Similar research has been done in using community health workers in tackling local
disease burden in other NTDs, including leprosy [22]. Thus, there must be a push toward
the allocation of resources toward specialized training of primary healthcare workers
for simple procedures and recognition of a cadre of specialist healthcare workers
by the ministries of health with regards to NTDs, primarily LF and trachoma.
Concluding statement
Together, the chronic complications resulting from LF and trachoma result in more
than 2.3 million years lost from disability (YLDs) [12]. Therefore, in addition to
supporting global MDA efforts, it is imperative that the current major donors—currently
the United States and the United Kingdom—continue to provide support for comorbidity
management. According to the US Agency for International Development (USAID) and their
NTD program, they currently “also provide support to countries to assist with morbidity
management and disability prevention, with a focus on high-quality treatment and care”
[23].
As the evidence of the importance of scaling up surgical services in the road to eradicating
NTDs increases, it is crucial that these organizations continue to expand funding
and allocate funds specifically toward increasing access to surgical care.

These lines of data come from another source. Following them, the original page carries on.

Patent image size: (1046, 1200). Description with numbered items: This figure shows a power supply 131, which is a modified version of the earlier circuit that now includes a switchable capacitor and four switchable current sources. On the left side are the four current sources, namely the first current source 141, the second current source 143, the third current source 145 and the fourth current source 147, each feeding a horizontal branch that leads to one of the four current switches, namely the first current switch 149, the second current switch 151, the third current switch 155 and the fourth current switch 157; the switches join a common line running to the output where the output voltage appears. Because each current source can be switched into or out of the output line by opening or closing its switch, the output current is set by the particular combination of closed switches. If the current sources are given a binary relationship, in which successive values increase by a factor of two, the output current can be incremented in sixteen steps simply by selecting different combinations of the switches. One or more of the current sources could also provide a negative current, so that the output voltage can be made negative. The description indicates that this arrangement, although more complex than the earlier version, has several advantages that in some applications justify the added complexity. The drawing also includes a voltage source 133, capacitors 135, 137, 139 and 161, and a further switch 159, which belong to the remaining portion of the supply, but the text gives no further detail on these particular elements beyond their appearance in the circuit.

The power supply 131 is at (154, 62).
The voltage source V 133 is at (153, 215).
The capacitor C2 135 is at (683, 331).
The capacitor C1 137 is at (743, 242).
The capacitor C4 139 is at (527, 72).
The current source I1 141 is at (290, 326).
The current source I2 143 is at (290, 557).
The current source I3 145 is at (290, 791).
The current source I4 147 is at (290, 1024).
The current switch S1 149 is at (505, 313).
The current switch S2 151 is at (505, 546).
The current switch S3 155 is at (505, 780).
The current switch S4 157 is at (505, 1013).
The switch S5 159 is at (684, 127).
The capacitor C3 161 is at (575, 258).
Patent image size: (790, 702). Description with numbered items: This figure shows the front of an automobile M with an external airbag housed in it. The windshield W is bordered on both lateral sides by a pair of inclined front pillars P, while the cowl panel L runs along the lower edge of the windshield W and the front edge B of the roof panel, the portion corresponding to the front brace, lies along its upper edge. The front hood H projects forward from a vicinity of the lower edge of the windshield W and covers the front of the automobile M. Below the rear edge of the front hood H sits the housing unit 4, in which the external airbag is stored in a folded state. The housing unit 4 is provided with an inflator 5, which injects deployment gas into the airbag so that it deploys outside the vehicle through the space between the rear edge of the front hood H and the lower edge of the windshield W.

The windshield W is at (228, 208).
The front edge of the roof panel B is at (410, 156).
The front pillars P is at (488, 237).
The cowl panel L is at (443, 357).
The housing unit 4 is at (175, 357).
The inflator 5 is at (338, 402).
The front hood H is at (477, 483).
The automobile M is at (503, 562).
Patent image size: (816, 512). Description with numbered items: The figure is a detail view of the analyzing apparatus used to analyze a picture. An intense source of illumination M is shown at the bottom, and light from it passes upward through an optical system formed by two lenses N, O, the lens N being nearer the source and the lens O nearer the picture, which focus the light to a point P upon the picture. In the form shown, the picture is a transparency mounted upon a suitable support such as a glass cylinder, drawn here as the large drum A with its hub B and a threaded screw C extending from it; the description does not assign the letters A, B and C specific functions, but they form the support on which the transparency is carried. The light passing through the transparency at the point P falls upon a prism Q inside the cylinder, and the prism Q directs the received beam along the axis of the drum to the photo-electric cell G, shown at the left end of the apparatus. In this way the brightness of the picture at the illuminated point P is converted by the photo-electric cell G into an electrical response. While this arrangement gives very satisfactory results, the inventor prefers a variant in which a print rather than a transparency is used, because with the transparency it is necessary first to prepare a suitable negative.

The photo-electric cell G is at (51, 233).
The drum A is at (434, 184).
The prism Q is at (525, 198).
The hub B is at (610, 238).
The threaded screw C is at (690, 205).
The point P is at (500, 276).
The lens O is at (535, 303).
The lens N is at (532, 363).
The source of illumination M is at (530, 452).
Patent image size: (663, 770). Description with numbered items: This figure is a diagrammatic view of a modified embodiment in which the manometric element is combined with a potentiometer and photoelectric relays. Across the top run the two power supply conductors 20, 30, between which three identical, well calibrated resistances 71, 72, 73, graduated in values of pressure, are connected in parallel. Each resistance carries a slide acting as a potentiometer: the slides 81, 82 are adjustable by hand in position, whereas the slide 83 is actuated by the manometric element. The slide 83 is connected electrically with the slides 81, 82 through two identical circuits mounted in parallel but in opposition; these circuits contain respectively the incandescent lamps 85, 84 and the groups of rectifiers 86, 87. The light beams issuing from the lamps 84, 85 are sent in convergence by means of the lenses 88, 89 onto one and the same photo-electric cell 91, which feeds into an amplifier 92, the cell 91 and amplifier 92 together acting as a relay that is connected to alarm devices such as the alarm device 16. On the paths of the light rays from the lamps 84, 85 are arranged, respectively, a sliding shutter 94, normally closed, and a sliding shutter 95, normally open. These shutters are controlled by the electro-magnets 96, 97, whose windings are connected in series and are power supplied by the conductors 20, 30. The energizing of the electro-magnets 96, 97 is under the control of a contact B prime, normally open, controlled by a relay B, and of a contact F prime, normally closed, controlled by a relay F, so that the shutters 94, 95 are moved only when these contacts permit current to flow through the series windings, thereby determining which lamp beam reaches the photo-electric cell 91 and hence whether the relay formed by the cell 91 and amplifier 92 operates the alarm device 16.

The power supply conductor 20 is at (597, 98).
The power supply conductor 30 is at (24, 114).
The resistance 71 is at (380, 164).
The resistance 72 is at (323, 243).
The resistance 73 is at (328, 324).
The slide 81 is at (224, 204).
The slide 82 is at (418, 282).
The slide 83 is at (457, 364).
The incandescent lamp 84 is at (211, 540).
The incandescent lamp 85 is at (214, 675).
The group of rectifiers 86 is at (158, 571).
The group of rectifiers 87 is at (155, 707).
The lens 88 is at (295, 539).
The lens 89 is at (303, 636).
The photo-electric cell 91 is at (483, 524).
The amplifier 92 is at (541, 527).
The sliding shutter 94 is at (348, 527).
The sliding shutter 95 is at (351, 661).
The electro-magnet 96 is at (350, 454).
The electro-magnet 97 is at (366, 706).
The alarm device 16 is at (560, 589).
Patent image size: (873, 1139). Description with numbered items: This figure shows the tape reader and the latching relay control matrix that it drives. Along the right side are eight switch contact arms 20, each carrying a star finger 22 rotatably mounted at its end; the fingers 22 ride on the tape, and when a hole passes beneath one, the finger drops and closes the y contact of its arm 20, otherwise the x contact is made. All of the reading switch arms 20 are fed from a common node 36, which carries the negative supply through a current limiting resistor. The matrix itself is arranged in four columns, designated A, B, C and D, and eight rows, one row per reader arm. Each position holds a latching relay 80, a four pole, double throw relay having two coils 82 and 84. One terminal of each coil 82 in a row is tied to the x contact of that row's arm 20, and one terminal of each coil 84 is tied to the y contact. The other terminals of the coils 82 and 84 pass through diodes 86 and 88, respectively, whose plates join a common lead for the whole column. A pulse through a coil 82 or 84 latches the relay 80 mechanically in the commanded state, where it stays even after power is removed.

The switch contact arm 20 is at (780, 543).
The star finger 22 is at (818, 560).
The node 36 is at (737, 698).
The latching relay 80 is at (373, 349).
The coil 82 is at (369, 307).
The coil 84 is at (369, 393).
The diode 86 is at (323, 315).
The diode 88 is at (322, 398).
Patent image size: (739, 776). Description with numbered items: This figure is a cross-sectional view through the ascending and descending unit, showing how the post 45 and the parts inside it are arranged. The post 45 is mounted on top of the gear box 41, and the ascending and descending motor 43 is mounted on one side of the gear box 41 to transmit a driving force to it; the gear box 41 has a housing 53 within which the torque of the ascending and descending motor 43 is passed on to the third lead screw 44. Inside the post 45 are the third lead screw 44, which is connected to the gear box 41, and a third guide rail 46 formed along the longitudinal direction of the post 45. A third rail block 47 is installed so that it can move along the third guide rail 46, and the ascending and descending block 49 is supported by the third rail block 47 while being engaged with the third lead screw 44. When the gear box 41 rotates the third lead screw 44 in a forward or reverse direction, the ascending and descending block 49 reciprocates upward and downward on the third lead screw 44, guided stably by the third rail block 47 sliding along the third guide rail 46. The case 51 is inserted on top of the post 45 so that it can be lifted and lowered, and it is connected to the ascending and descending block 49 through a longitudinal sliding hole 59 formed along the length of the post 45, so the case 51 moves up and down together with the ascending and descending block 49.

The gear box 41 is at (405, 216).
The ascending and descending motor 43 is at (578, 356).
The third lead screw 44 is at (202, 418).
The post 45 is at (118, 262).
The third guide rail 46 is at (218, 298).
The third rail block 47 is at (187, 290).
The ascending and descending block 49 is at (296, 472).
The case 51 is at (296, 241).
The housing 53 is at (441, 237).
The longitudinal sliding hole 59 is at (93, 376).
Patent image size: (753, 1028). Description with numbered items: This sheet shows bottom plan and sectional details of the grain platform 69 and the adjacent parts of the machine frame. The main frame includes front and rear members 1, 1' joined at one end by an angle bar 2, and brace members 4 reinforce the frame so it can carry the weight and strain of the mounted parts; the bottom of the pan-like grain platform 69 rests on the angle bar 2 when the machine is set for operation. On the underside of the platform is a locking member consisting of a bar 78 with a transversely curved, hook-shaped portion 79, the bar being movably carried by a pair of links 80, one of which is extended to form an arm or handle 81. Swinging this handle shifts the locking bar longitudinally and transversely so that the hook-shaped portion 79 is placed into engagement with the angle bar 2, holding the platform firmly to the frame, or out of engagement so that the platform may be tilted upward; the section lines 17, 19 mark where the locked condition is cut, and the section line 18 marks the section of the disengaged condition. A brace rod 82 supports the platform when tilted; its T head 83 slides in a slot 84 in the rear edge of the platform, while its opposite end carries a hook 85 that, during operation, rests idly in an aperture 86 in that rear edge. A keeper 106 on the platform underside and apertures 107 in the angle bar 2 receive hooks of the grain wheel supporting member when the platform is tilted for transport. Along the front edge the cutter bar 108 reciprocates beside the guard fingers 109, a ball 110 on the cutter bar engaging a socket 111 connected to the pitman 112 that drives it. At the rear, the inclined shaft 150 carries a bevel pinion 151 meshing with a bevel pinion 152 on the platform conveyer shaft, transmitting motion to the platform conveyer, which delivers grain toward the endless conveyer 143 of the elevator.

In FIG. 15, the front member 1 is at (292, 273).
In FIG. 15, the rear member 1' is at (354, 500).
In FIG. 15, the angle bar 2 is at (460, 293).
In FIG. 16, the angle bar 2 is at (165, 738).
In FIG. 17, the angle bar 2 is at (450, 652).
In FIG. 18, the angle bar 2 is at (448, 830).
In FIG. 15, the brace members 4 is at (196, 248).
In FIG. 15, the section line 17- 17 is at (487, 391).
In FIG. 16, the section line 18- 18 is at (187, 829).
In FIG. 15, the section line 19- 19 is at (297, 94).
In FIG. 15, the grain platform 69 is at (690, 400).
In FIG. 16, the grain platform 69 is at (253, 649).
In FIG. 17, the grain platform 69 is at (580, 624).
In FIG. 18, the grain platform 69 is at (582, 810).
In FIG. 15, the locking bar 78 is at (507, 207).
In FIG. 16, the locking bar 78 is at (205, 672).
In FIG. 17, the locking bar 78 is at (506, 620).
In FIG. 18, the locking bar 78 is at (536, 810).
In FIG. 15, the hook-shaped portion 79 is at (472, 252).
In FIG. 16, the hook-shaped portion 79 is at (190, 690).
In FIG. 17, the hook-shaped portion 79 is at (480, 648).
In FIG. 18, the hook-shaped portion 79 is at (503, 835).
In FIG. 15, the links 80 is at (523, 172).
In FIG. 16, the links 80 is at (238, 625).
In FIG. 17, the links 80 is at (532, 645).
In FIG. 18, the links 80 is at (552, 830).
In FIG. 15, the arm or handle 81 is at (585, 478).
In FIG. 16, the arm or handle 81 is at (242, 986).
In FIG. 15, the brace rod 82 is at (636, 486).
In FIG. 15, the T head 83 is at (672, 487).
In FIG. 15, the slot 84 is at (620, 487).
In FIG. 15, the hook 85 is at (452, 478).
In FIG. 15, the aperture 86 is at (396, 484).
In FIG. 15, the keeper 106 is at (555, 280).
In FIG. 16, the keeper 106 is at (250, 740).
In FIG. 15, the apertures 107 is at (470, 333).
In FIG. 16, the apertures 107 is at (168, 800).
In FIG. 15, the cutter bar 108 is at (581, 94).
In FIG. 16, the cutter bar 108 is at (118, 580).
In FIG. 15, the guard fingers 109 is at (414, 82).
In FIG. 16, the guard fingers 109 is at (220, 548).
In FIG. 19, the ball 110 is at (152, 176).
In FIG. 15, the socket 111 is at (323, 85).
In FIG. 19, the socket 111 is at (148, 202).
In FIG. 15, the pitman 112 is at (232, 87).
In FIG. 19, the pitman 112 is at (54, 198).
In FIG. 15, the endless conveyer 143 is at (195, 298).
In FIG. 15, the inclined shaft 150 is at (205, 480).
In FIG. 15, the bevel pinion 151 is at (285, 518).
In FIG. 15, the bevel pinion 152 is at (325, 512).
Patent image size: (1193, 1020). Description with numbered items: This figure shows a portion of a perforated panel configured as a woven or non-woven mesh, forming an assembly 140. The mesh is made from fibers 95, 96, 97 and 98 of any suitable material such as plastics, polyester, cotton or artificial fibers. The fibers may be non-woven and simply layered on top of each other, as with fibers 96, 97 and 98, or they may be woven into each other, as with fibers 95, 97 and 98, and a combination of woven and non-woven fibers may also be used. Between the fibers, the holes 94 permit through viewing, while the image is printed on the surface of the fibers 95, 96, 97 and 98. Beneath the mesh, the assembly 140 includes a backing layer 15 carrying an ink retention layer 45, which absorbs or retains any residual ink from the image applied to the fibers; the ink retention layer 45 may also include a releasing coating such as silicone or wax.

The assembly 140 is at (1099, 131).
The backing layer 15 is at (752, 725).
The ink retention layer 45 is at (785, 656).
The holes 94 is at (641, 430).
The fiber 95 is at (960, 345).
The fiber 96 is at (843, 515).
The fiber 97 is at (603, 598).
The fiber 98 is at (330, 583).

Ultimately, the role of the G7 countries, as well as the ministries of health in endemic
countries, will be paramount in the focus toward scaling up surgical services within
disease-endemic countries. However, based on studies showing that most of the world’s
LF cases are found in comparatively wealthy G20 nations and Nigeria, they must also
be encouraged to tackle their own NTD issues and expand domestic efforts [24,25].
Trachoma and LF surgical comorbidities represent important and salient challenges
to the Lancet Commission on Global Surgery and their international stakeholders. Providing
global access to the simple surgeries required for these NTDs represents a key first
step toward universal surgical access.